Sebastián Gámez Millán

Sebastián Gámez Millán (Málaga, 1981) es licenciado y doctor en Filosofía por la UMA con la tesis La función del arte de la palabra en la interpretación y transformación del sujeto. Es jefe del Departamento de Filosofía del IES Valle del Azahar (Estación de Cártama). Ha sido profesor-tutor de Historia de la Filosofía Moderna y Contemporánea y de Éticas Contemporáneas en la UNED de Guadalajara.

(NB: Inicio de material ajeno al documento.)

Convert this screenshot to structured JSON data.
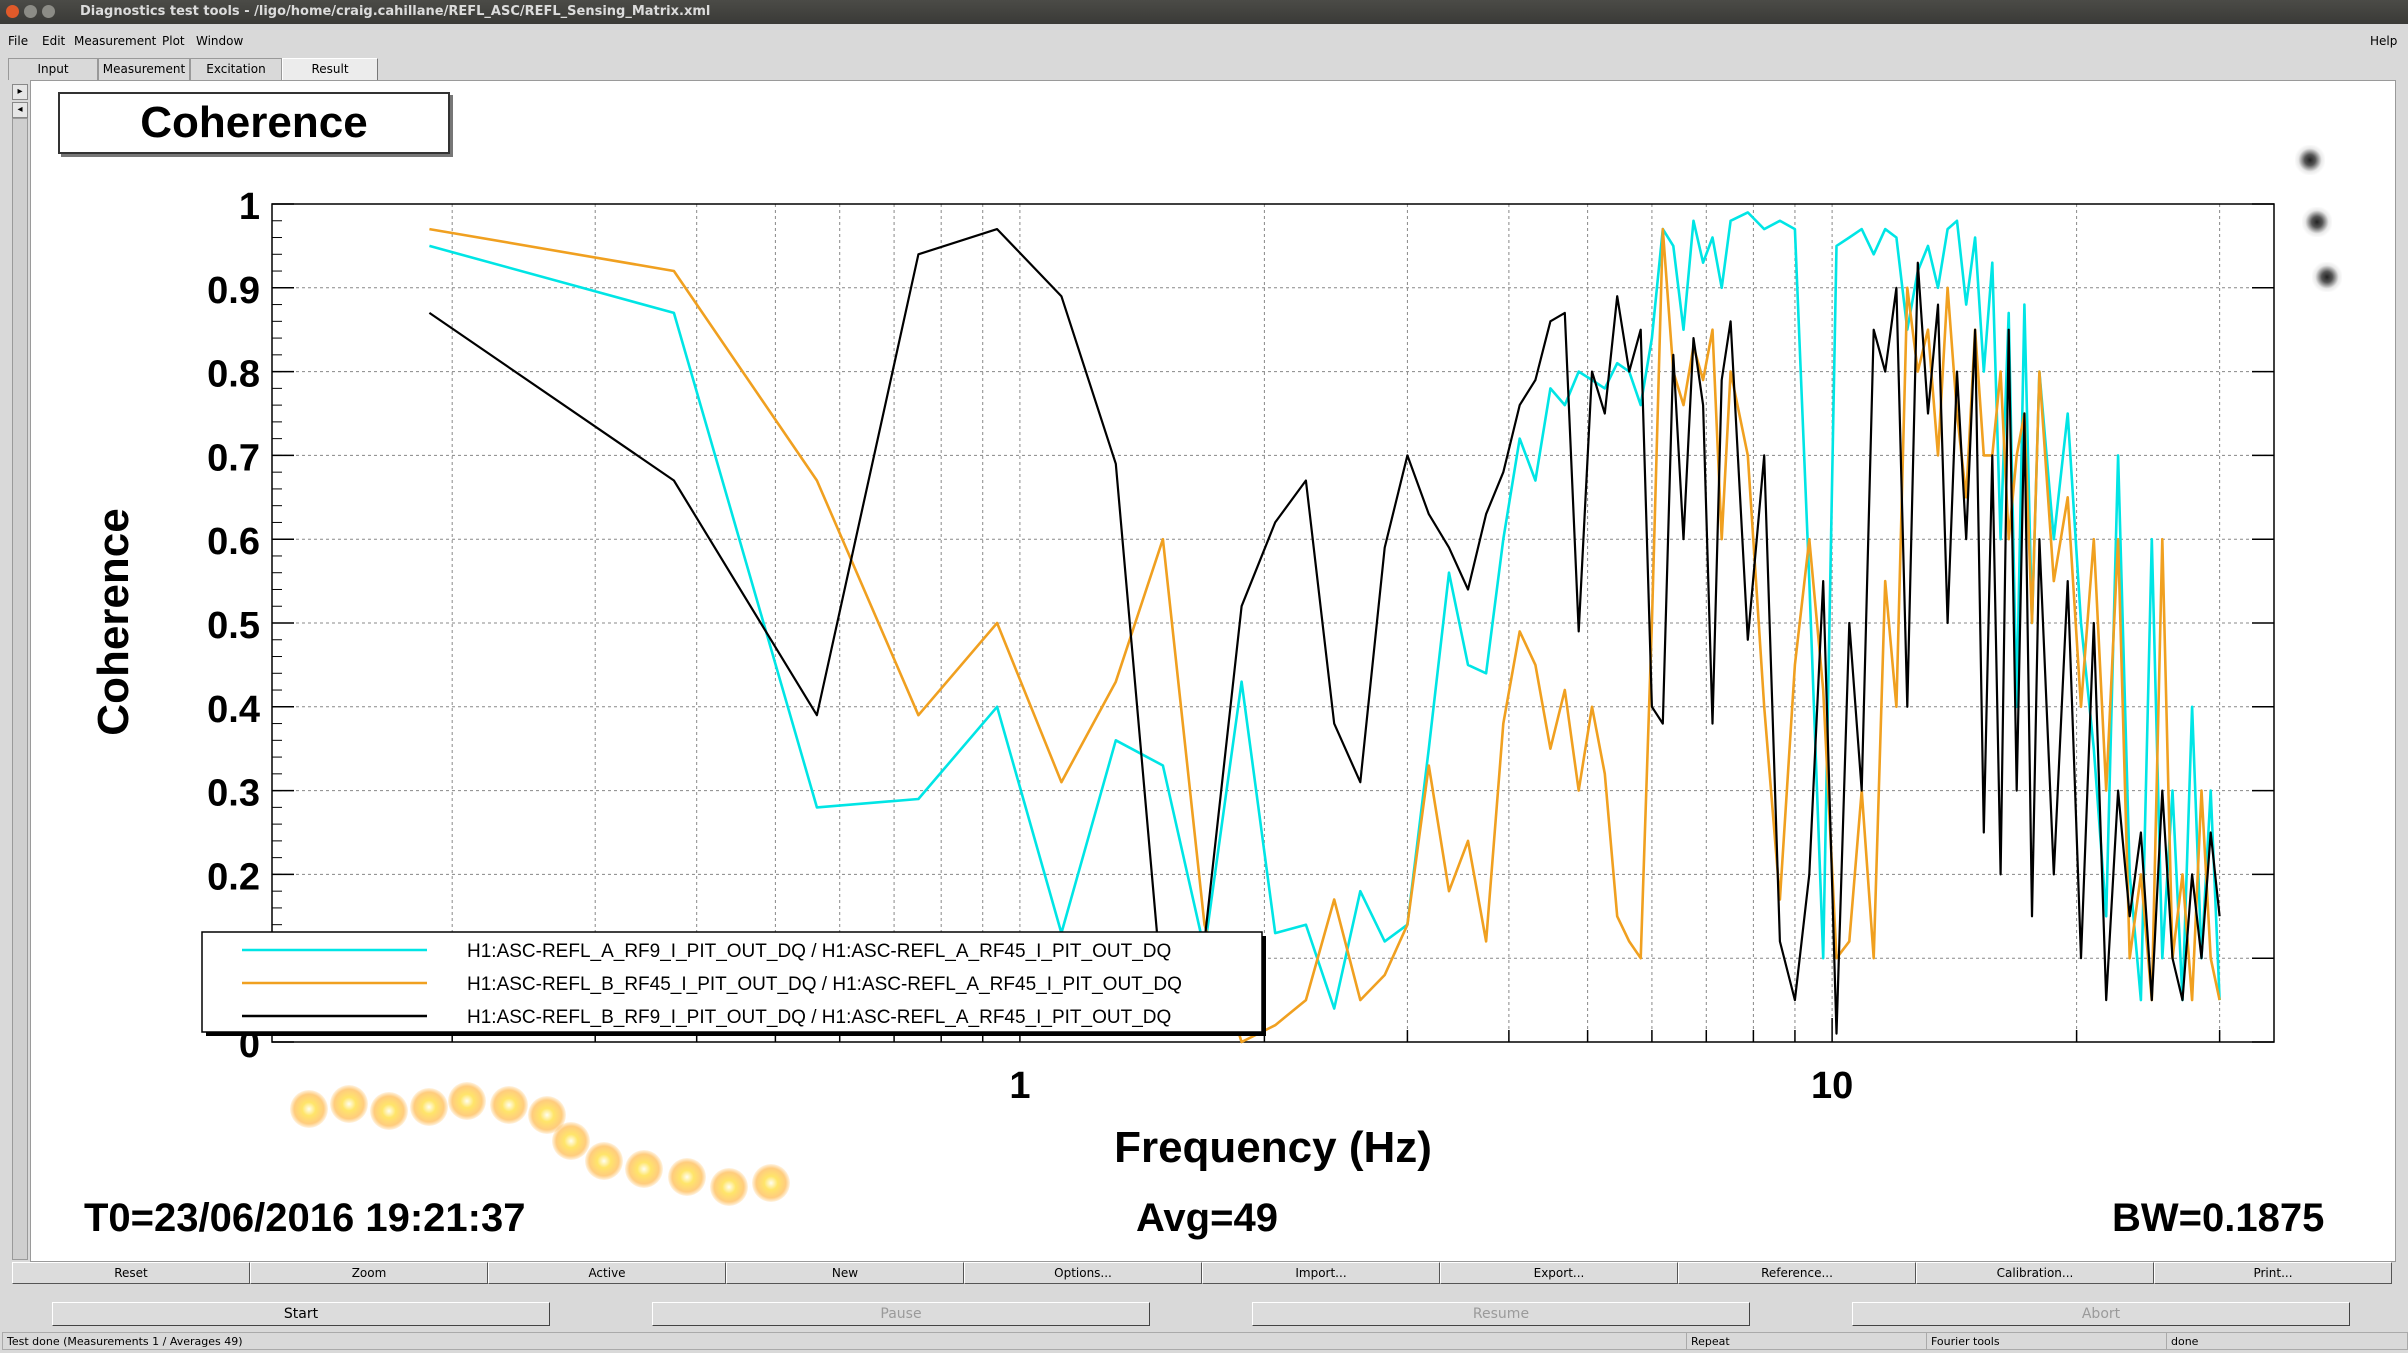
{
  "window": {
    "title": "Diagnostics test tools - /ligo/home/craig.cahillane/REFL_ASC/REFL_Sensing_Matrix.xml"
  },
  "menu": {
    "items": [
      "File",
      "Edit",
      "Measurement",
      "Plot",
      "Window"
    ],
    "help": "Help"
  },
  "tabs": [
    "Input",
    "Measurement",
    "Excitation",
    "Result"
  ],
  "active_tab": "Result",
  "plot_title": "Coherence",
  "status": {
    "t0": "T0=23/06/2016 19:21:37",
    "avg": "Avg=49",
    "bw": "BW=0.1875"
  },
  "buttons_row1": [
    "Reset",
    "Zoom",
    "Active",
    "New",
    "Options...",
    "Import...",
    "Export...",
    "Reference...",
    "Calibration...",
    "Print..."
  ],
  "buttons_row2": [
    "Start",
    "Pause",
    "Resume",
    "Abort"
  ],
  "statusbar": {
    "message": "Test done (Measurements 1 / Averages 49)",
    "repeat": "Repeat",
    "tools": "Fourier tools",
    "state": "done"
  },
  "colors": {
    "series_cyan": "#00e5e5",
    "series_orange": "#f0a020",
    "series_black": "#000000"
  },
  "chart_data": {
    "type": "line",
    "title": "",
    "xlabel": "Frequency (Hz)",
    "ylabel": "Coherence",
    "xscale": "log",
    "xlim": [
      0.12,
      35
    ],
    "ylim": [
      0,
      1
    ],
    "x_tick_labels": [
      "1",
      "10"
    ],
    "y_tick_labels": [
      "0",
      "0.1",
      "0.2",
      "0.3",
      "0.4",
      "0.5",
      "0.6",
      "0.7",
      "0.8",
      "0.9",
      "1"
    ],
    "grid": true,
    "legend_position": "bottom-left",
    "series": [
      {
        "name": "H1:ASC-REFL_A_RF9_I_PIT_OUT_DQ / H1:ASC-REFL_A_RF45_I_PIT_OUT_DQ",
        "color": "#00e5e5",
        "x": [
          0.1875,
          0.375,
          0.5625,
          0.75,
          0.9375,
          1.125,
          1.3125,
          1.5,
          1.6875,
          1.875,
          2.0625,
          2.25,
          2.4375,
          2.625,
          2.8125,
          3.0,
          3.1875,
          3.375,
          3.5625,
          3.75,
          3.9375,
          4.125,
          4.3125,
          4.5,
          4.6875,
          4.875,
          5.0625,
          5.25,
          5.4375,
          5.625,
          5.8125,
          6.0,
          6.1875,
          6.375,
          6.5625,
          6.75,
          6.9375,
          7.125,
          7.3125,
          7.5,
          7.875,
          8.25,
          8.625,
          9.0,
          9.375,
          9.75,
          10.125,
          10.5,
          10.875,
          11.25,
          11.625,
          12.0,
          12.375,
          12.75,
          13.125,
          13.5,
          13.875,
          14.25,
          14.625,
          15.0,
          15.375,
          15.75,
          16.125,
          16.5,
          16.875,
          17.25,
          17.625,
          18.0,
          18.75,
          19.5,
          20.25,
          21.0,
          21.75,
          22.5,
          23.25,
          24.0,
          24.75,
          25.5,
          26.25,
          27.0,
          27.75,
          28.5,
          29.25,
          30.0
        ],
        "y": [
          0.95,
          0.87,
          0.28,
          0.29,
          0.4,
          0.13,
          0.36,
          0.33,
          0.11,
          0.43,
          0.13,
          0.14,
          0.04,
          0.18,
          0.12,
          0.14,
          0.35,
          0.56,
          0.45,
          0.44,
          0.6,
          0.72,
          0.67,
          0.78,
          0.76,
          0.8,
          0.79,
          0.78,
          0.81,
          0.8,
          0.76,
          0.84,
          0.97,
          0.95,
          0.85,
          0.98,
          0.93,
          0.96,
          0.9,
          0.98,
          0.99,
          0.97,
          0.98,
          0.97,
          0.55,
          0.1,
          0.95,
          0.96,
          0.97,
          0.94,
          0.97,
          0.96,
          0.85,
          0.92,
          0.95,
          0.9,
          0.97,
          0.98,
          0.88,
          0.96,
          0.8,
          0.93,
          0.6,
          0.87,
          0.4,
          0.88,
          0.5,
          0.8,
          0.6,
          0.75,
          0.5,
          0.35,
          0.15,
          0.7,
          0.2,
          0.05,
          0.6,
          0.1,
          0.3,
          0.05,
          0.4,
          0.1,
          0.3,
          0.05
        ]
      },
      {
        "name": "H1:ASC-REFL_B_RF45_I_PIT_OUT_DQ / H1:ASC-REFL_A_RF45_I_PIT_OUT_DQ",
        "color": "#f0a020",
        "x": [
          0.1875,
          0.375,
          0.5625,
          0.75,
          0.9375,
          1.125,
          1.3125,
          1.5,
          1.6875,
          1.875,
          2.0625,
          2.25,
          2.4375,
          2.625,
          2.8125,
          3.0,
          3.1875,
          3.375,
          3.5625,
          3.75,
          3.9375,
          4.125,
          4.3125,
          4.5,
          4.6875,
          4.875,
          5.0625,
          5.25,
          5.4375,
          5.625,
          5.8125,
          6.0,
          6.1875,
          6.375,
          6.5625,
          6.75,
          6.9375,
          7.125,
          7.3125,
          7.5,
          7.875,
          8.25,
          8.625,
          9.0,
          9.375,
          9.75,
          10.125,
          10.5,
          10.875,
          11.25,
          11.625,
          12.0,
          12.375,
          12.75,
          13.125,
          13.5,
          13.875,
          14.25,
          14.625,
          15.0,
          15.375,
          15.75,
          16.125,
          16.5,
          16.875,
          17.25,
          17.625,
          18.0,
          18.75,
          19.5,
          20.25,
          21.0,
          21.75,
          22.5,
          23.25,
          24.0,
          24.75,
          25.5,
          26.25,
          27.0,
          27.75,
          28.5,
          29.25,
          30.0
        ],
        "y": [
          0.97,
          0.92,
          0.67,
          0.39,
          0.5,
          0.31,
          0.43,
          0.6,
          0.14,
          0.0,
          0.02,
          0.05,
          0.17,
          0.05,
          0.08,
          0.14,
          0.33,
          0.18,
          0.24,
          0.12,
          0.38,
          0.49,
          0.45,
          0.35,
          0.42,
          0.3,
          0.4,
          0.32,
          0.15,
          0.12,
          0.1,
          0.5,
          0.97,
          0.8,
          0.76,
          0.83,
          0.79,
          0.85,
          0.6,
          0.8,
          0.7,
          0.4,
          0.17,
          0.45,
          0.6,
          0.42,
          0.1,
          0.12,
          0.3,
          0.1,
          0.55,
          0.4,
          0.9,
          0.8,
          0.85,
          0.7,
          0.9,
          0.75,
          0.65,
          0.85,
          0.7,
          0.7,
          0.8,
          0.6,
          0.7,
          0.75,
          0.5,
          0.8,
          0.55,
          0.65,
          0.4,
          0.6,
          0.3,
          0.6,
          0.1,
          0.2,
          0.05,
          0.6,
          0.1,
          0.2,
          0.05,
          0.3,
          0.1,
          0.05
        ]
      },
      {
        "name": "H1:ASC-REFL_B_RF9_I_PIT_OUT_DQ / H1:ASC-REFL_A_RF45_I_PIT_OUT_DQ",
        "color": "#000000",
        "x": [
          0.1875,
          0.375,
          0.5625,
          0.75,
          0.9375,
          1.125,
          1.3125,
          1.5,
          1.6875,
          1.875,
          2.0625,
          2.25,
          2.4375,
          2.625,
          2.8125,
          3.0,
          3.1875,
          3.375,
          3.5625,
          3.75,
          3.9375,
          4.125,
          4.3125,
          4.5,
          4.6875,
          4.875,
          5.0625,
          5.25,
          5.4375,
          5.625,
          5.8125,
          6.0,
          6.1875,
          6.375,
          6.5625,
          6.75,
          6.9375,
          7.125,
          7.3125,
          7.5,
          7.875,
          8.25,
          8.625,
          9.0,
          9.375,
          9.75,
          10.125,
          10.5,
          10.875,
          11.25,
          11.625,
          12.0,
          12.375,
          12.75,
          13.125,
          13.5,
          13.875,
          14.25,
          14.625,
          15.0,
          15.375,
          15.75,
          16.125,
          16.5,
          16.875,
          17.25,
          17.625,
          18.0,
          18.75,
          19.5,
          20.25,
          21.0,
          21.75,
          22.5,
          23.25,
          24.0,
          24.75,
          25.5,
          26.25,
          27.0,
          27.75,
          28.5,
          29.25,
          30.0
        ],
        "y": [
          0.87,
          0.67,
          0.39,
          0.94,
          0.97,
          0.89,
          0.69,
          0.05,
          0.12,
          0.52,
          0.62,
          0.67,
          0.38,
          0.31,
          0.59,
          0.7,
          0.63,
          0.59,
          0.54,
          0.63,
          0.68,
          0.76,
          0.79,
          0.86,
          0.87,
          0.49,
          0.8,
          0.75,
          0.89,
          0.8,
          0.85,
          0.4,
          0.38,
          0.82,
          0.6,
          0.84,
          0.76,
          0.38,
          0.79,
          0.86,
          0.48,
          0.7,
          0.12,
          0.05,
          0.2,
          0.55,
          0.01,
          0.5,
          0.3,
          0.85,
          0.8,
          0.9,
          0.4,
          0.93,
          0.75,
          0.88,
          0.5,
          0.8,
          0.6,
          0.85,
          0.25,
          0.7,
          0.2,
          0.85,
          0.3,
          0.75,
          0.15,
          0.6,
          0.2,
          0.55,
          0.1,
          0.5,
          0.05,
          0.3,
          0.15,
          0.25,
          0.05,
          0.3,
          0.1,
          0.05,
          0.2,
          0.1,
          0.25,
          0.15
        ]
      }
    ]
  }
}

Ha participado en más de treinta congresos nacionales e internacionales y ha publicado más de 350 artículos y ensayos sobre filosofía, antropología, teoría del arte, estética, literatura, ética y política. Es autor de Cien filósofos y pensadores españoles y latinoamericanos (Ilusbooks, Madrid, 2016), Conocerte a través del arte (Ilusbooks, Madrid, 2018), Meditaciones de Ronda (Anáfora, Málaga, 2020) y Cuanto sé de Eros. Concepciones del amor en la poesía hispanoamericana contemporánea (UNED, Madrid, 2022). Ha colaborado con artículos en más de quince libros, entre los cuales cabe mencionar: Ensayos sobre Albert Camus (2015), La imagen del ser humano. Historia, literatura, hermenéutica (Biblioteca Nueva, 2011), La filosofía y la identidad europea (Pre-textos, 2010), Filosofía y política en el siglo XXI. Europa y el nuevo orden cosmopolita (Akal, 2009). Ha ejercido de comisario de la exposición “Cristóbal Toral: una aventura creadora” (2022), en el Centro de Arte Contemporáneo de Málaga, y ha escrito sobre numerosas exposiciones.

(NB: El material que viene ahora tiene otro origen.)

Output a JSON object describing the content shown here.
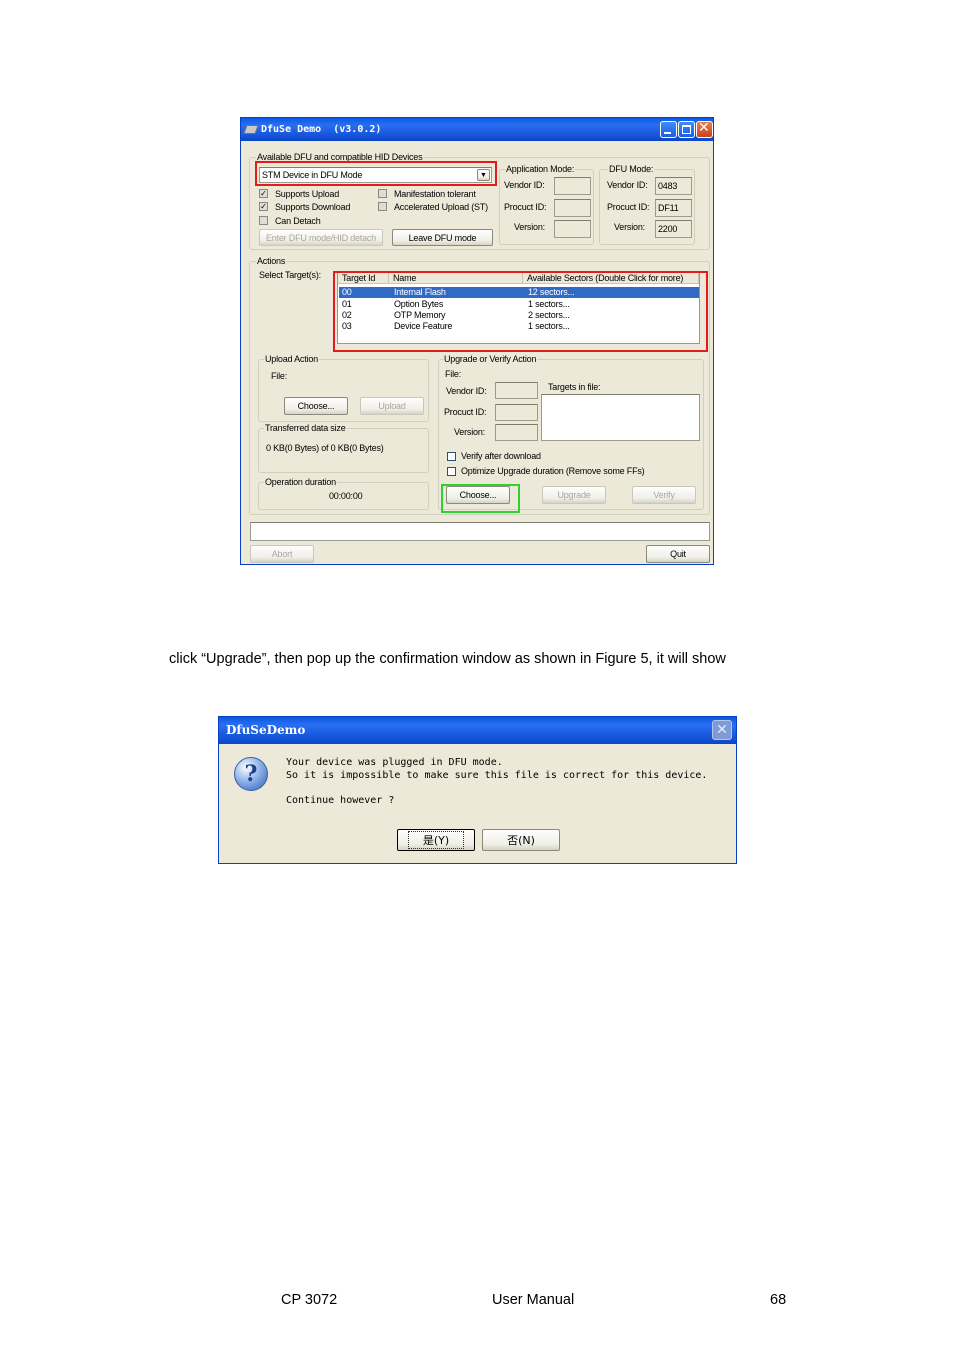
{
  "dfuse": {
    "title": "DfuSe Demo  (v3.0.2)",
    "devices_group": "Available DFU and compatible HID Devices",
    "device_selected": "STM Device in DFU Mode",
    "cb_supports_upload": "Supports Upload",
    "cb_supports_download": "Supports Download",
    "cb_can_detach": "Can Detach",
    "cb_manifestation": "Manifestation tolerant",
    "cb_accelerated": "Accelerated Upload (ST)",
    "enter_dfu": "Enter DFU mode/HID detach",
    "leave_dfu": "Leave DFU mode",
    "app_mode": {
      "label": "Application Mode:",
      "vendor": "Vendor ID:",
      "product": "Procuct ID:",
      "version": "Version:"
    },
    "dfu_mode": {
      "label": "DFU Mode:",
      "vendor": "Vendor ID:",
      "product": "Procuct ID:",
      "version": "Version:",
      "vendor_val": "0483",
      "product_val": "DF11",
      "version_val": "2200"
    },
    "actions": "Actions",
    "select_target": "Select Target(s):",
    "list_headers": [
      "Target Id",
      "Name",
      "Available Sectors (Double Click for more)"
    ],
    "targets": [
      {
        "id": "00",
        "name": "Internal Flash",
        "sectors": "12 sectors..."
      },
      {
        "id": "01",
        "name": "Option Bytes",
        "sectors": "1 sectors..."
      },
      {
        "id": "02",
        "name": "OTP Memory",
        "sectors": "2 sectors..."
      },
      {
        "id": "03",
        "name": "Device Feature",
        "sectors": "1 sectors..."
      }
    ],
    "upload_action": "Upload Action",
    "file_label": "File:",
    "choose": "Choose...",
    "upload": "Upload",
    "transferred_label": "Transferred data size",
    "transferred_value": "0 KB(0 Bytes) of 0 KB(0 Bytes)",
    "duration_label": "Operation duration",
    "duration_value": "00:00:00",
    "upgrade_group": "Upgrade or Verify Action",
    "file2": "File:",
    "vendor2": "Vendor ID:",
    "product2": "Procuct ID:",
    "version2": "Version:",
    "targets_in_file": "Targets in file:",
    "verify_after": "Verify after download",
    "optimize": "Optimize Upgrade duration (Remove some FFs)",
    "choose2": "Choose...",
    "upgrade": "Upgrade",
    "verify": "Verify",
    "abort": "Abort",
    "quit": "Quit"
  },
  "body_text": "click “Upgrade”, then pop up the confirmation window as shown in Figure 5, it will show",
  "dialog": {
    "title": "DfuSeDemo",
    "line1": "Your device was plugged in DFU mode.",
    "line2": "So it is impossible to make sure this file is correct for this device.",
    "line3": "Continue however ?",
    "yes": "是(Y)",
    "no": "否(N)"
  },
  "footer": {
    "left": "CP 3072",
    "center": "User Manual",
    "page": "68"
  }
}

Escribe habitualmente en diferentes medios de comunicación (Cuadernos Hispanoamericanos, Descubrir el Arte, Claves de Razón Práctica, Café Montaigne. Revista de Artes y Pensamiento, Homonosapiens, Sur. Revista de Literatura, MAE (Museo Andaluz de la Educación)…) sobre temas de actualidad, educativos, filosóficos, literarios, artísticos y científicos. Le han concedido cinco premios de ensayo, cuatro de poesía y uno de microrrelatos, entre ellos el premio de Divulgación Científica del Ateneo-UMA (2016) y la Beca de Investigación Miguel Fernández (2019).